Il existe, à l'heure actuelle, une accumulation de preuves et un très large consensus sur le fait que ce processus est dû à l'activité humaine, et principalement à l'émission des gaz à effet de serre. Ces gaz s'accumulent dans l'atmosphère de la terre, piégeant la chaleur du soleil.
Les six principaux gaz à effet de serre sont les suivants :
• le dioxyde de carbone (CO2) - représente 75% des émissions
• le méthane (CH4)
• l'oxyde nitreux (N2O)
• trois gaz mis au point pour des applications industrielles : les hydrofluorocarbones (HFC), les perfluorocarbones (PFC), et les hexafluorures de soufre (SF6).
Si ce réchauffement persiste, il influencera la disponibilité de l'eau, la productivité agricole et la biodiversité, et génèrera un nombre croissant d'événements atmosphériques extrêmes tels que des ouragans, des feux de forêt et des inondations.

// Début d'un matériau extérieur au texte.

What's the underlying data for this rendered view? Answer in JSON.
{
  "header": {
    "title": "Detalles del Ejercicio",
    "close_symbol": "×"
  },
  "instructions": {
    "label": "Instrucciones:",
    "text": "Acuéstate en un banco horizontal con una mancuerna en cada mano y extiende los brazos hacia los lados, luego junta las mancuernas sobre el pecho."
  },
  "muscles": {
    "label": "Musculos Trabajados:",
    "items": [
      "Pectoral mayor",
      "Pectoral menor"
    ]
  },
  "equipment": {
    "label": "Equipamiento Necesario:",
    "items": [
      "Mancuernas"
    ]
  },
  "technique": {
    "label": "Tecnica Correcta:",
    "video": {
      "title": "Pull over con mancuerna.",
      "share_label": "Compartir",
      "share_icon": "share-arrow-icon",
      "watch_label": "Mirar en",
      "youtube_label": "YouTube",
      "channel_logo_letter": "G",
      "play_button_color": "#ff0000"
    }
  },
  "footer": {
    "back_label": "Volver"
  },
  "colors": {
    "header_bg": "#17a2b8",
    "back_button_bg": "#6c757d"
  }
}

L'élévation de la température de la mer fait fondre des glaces maritimes dans les régions artiques - mettant en danger la faune de ces régions. Les scientifiques du British Antarctic Survey (Étude britannique de l'Antarctique) prédisent que les ours polaires pourraient disparaître dans 50 ans. À mesure que les niveaux des eaux s'élèveront, elles inonderont de vastes zones dans les pays de faible altitude comme les Pays-Bas.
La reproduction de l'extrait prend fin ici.